A mesma fonte assegurou ainda que o objetivo passa por manter a loja com a sua traça original e a venda de ginjinha ao público, como atualmente, mas com a realização de obras de reabilitação, tanto no interior como no exterior. "Sobretudo, pretendemos renovar o espaço e melhorar a sua imagem mantendo totalmente a tradição. Temos uma visão no sentido de manter as tradições de Lisboa e da sua cultura. Não queremos adulterar as tradições de Lisboa, por isso, a decisão de manter a loja, o seu conceito e a inserção de uma imagem de qualidade da loja na baixa pombalina", sublinha a EHI.

Para o atual proprietário do prédio da Ginjinha Sem Rival, o contrato do estabelecimento já não está abrangido pelas regras das Lojas com História, uma vez que a gerência celebrou em 2014 um novo acordo com a empresa russa que detinha anteriormente o edifício.

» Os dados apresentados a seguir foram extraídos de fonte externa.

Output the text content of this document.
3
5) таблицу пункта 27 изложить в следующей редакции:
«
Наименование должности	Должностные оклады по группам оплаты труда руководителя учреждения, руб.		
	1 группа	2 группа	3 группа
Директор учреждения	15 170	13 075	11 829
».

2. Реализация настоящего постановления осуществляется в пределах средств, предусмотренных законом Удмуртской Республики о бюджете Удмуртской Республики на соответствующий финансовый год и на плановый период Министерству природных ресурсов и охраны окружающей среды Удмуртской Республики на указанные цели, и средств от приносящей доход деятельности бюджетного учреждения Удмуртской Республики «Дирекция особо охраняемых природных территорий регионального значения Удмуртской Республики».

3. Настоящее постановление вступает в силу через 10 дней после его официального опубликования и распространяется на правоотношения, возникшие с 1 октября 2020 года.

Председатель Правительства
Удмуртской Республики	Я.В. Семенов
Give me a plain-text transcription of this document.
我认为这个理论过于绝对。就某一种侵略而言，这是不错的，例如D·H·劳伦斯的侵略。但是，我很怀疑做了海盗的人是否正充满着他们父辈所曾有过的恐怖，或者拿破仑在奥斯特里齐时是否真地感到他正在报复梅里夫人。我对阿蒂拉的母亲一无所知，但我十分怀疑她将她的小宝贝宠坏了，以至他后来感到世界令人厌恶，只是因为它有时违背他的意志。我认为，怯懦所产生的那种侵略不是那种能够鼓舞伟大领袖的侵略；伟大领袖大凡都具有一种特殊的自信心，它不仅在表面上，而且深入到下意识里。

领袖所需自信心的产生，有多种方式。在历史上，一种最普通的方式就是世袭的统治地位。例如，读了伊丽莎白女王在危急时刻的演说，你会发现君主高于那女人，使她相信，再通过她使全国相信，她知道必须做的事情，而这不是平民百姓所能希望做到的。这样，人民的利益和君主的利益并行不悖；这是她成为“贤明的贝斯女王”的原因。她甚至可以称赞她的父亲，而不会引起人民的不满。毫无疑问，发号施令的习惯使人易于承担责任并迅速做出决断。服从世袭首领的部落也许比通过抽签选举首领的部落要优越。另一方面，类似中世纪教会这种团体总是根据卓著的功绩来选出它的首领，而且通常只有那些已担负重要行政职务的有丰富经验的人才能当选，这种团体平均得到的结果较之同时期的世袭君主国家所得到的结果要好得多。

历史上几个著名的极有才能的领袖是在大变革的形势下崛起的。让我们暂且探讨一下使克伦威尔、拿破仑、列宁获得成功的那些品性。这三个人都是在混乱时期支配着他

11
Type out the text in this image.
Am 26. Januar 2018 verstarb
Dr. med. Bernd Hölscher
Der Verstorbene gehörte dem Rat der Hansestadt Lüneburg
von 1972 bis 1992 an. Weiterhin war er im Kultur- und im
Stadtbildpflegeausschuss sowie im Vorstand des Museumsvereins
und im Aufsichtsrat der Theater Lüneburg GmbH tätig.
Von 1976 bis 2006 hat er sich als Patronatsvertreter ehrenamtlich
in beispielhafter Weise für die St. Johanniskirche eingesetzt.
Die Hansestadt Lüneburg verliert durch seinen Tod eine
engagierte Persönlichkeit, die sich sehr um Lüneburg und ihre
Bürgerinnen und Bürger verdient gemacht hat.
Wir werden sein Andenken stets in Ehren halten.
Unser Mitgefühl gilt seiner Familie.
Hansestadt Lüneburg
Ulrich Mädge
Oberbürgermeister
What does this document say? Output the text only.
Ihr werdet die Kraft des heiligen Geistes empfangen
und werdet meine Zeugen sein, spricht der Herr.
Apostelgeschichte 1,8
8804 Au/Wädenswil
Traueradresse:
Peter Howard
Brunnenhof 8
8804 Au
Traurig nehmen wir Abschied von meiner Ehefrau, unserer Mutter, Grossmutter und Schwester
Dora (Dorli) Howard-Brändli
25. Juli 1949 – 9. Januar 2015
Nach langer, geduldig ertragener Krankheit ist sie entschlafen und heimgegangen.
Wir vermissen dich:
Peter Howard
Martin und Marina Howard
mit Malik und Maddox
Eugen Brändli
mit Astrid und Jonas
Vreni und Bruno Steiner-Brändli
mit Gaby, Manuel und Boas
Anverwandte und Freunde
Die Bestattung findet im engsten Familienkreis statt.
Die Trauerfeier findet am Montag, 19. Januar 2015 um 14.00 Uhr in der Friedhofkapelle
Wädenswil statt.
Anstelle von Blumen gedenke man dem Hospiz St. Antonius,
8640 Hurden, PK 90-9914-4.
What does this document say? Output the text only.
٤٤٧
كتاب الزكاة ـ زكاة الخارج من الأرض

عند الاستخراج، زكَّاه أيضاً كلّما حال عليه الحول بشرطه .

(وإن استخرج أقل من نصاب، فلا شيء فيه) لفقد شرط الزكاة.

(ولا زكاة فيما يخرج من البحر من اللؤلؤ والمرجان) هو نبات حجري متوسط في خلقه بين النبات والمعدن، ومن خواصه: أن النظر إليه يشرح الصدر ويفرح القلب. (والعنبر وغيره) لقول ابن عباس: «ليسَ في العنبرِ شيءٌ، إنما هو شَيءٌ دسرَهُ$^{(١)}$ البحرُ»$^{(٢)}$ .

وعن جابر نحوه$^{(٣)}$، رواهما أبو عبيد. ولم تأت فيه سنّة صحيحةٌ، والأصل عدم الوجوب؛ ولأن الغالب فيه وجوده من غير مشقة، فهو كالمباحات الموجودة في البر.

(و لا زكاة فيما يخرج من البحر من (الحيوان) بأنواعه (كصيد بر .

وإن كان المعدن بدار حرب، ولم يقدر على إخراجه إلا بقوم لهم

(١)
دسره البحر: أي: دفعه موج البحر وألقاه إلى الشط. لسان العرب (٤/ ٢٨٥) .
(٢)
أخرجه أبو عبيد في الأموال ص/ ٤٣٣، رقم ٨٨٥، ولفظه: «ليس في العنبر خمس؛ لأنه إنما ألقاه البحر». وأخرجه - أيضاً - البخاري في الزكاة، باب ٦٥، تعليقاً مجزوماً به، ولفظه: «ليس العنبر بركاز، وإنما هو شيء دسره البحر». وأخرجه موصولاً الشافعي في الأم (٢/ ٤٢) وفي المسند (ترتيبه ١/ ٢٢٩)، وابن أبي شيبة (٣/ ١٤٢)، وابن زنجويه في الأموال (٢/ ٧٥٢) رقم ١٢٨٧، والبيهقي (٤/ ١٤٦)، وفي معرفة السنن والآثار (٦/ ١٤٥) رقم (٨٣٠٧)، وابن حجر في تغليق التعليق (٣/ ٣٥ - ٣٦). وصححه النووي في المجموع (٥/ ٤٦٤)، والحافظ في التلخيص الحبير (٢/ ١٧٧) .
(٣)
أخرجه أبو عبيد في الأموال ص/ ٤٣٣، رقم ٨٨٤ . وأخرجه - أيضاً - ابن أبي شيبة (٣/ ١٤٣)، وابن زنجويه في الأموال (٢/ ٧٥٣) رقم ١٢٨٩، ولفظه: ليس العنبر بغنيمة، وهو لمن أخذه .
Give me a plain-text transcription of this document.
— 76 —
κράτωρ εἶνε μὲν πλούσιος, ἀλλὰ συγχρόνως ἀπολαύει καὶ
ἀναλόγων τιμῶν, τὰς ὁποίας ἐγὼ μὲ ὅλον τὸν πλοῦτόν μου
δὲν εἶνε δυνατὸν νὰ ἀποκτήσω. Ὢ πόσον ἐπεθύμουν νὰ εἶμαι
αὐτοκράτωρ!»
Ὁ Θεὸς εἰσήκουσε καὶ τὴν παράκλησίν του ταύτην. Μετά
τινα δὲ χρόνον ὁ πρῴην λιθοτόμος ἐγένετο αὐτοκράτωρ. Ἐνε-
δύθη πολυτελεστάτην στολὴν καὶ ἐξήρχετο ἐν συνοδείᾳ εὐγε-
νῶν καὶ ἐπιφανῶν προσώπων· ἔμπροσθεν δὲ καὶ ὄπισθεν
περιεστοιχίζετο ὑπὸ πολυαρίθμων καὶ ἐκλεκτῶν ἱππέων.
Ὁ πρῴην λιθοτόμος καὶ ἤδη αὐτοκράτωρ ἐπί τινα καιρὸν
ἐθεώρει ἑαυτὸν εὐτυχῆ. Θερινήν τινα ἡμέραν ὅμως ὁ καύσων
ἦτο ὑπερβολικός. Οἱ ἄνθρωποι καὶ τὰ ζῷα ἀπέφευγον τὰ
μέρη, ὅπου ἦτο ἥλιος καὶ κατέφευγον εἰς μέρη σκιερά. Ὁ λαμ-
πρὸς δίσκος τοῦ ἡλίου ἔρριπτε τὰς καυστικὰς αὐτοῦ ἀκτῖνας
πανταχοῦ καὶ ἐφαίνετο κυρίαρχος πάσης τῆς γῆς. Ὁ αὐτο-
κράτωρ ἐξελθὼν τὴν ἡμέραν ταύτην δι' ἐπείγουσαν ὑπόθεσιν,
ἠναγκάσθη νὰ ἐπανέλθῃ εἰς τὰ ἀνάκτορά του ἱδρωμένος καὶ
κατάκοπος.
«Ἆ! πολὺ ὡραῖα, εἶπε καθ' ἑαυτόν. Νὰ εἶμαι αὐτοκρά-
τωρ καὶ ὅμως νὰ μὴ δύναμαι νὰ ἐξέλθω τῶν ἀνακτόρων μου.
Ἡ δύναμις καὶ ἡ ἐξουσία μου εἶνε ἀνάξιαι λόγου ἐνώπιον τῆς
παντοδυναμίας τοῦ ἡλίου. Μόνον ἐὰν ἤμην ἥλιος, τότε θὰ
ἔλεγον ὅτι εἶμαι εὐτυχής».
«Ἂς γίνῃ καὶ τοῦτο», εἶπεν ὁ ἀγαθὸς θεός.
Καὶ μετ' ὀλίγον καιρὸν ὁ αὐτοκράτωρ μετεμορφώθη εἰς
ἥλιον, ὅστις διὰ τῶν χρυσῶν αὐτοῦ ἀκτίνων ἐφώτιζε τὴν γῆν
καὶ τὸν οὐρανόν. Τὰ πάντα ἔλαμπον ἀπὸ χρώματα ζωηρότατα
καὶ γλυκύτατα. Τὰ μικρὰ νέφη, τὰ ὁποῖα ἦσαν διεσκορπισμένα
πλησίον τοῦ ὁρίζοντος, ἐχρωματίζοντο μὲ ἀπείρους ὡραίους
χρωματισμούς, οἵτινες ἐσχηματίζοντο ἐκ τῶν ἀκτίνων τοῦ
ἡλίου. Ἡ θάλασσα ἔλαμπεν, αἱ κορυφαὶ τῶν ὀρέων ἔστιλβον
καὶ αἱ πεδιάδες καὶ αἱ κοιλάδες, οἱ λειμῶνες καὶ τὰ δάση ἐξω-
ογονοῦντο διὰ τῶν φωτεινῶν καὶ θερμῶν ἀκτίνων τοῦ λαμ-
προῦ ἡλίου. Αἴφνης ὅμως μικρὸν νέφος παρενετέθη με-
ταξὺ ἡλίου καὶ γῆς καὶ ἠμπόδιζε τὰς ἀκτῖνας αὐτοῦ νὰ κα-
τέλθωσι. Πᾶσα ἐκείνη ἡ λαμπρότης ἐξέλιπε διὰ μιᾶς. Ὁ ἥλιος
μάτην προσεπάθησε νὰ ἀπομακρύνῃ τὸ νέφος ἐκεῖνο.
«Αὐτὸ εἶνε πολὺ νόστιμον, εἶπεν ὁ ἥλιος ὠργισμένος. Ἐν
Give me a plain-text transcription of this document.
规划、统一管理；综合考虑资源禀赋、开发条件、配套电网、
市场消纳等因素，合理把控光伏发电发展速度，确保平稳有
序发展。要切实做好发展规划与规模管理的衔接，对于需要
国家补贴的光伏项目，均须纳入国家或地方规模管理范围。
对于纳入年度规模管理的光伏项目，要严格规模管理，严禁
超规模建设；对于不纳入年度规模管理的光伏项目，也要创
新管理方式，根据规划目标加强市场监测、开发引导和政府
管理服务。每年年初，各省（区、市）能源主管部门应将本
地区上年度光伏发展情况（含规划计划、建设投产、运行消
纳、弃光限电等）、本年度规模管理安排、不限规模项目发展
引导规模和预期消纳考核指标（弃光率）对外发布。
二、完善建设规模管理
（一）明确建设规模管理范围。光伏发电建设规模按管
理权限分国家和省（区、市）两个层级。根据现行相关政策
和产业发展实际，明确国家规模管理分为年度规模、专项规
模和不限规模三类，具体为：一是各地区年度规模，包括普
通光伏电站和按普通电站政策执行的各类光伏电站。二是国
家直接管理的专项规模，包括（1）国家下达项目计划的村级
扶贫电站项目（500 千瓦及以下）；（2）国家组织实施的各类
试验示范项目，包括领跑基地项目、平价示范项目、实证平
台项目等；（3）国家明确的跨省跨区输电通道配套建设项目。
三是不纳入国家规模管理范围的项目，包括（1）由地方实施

Este diferendo está a mobilizar cidadãos e associações da capital, como o Fórum Cidadania LX, uma das entidades que fomentou a criação do programa Lojas com História e que agora lamenta o possível encerramento de mais um estabelecimento comercial centenário.

"Realmente é uma tristeza que estejamos aqui agora, numa loja que foi classificada no Lojas com História, com os mesmos problemas que tínhamos há 15 anos, quando a loja também esteve ameaçada, mas ainda não havia Lojas com História", refere Paulo Ferrero, do Fórum Cidadania Lx.

Paulo Ferrero lembrou que a criação do Lojas Com Historia se deveu, em parte, a uma mobilização popular para proteger a Ginjinha Sem Rival. Para o ativista, o risco de encerramento de esta e de outras lojas centenárias de Lisboa deve-se à ausência de uma política de urbanismo comercial estruturada e criticou o facto de as decisões camarárias nem sempre protegerem o património da capital.

Apesar do fim do prazo do contrato, a Ginjinha Sem Rival promete continuar de portas abertas, servindo o tradicional licor a lisboetas e turistas.

Entretanto, no dia 5 de julho, pelas 20h00, está prevista uma ação de solidariedade junto à entrada do estabelecimento, aberta a toda a comunidade.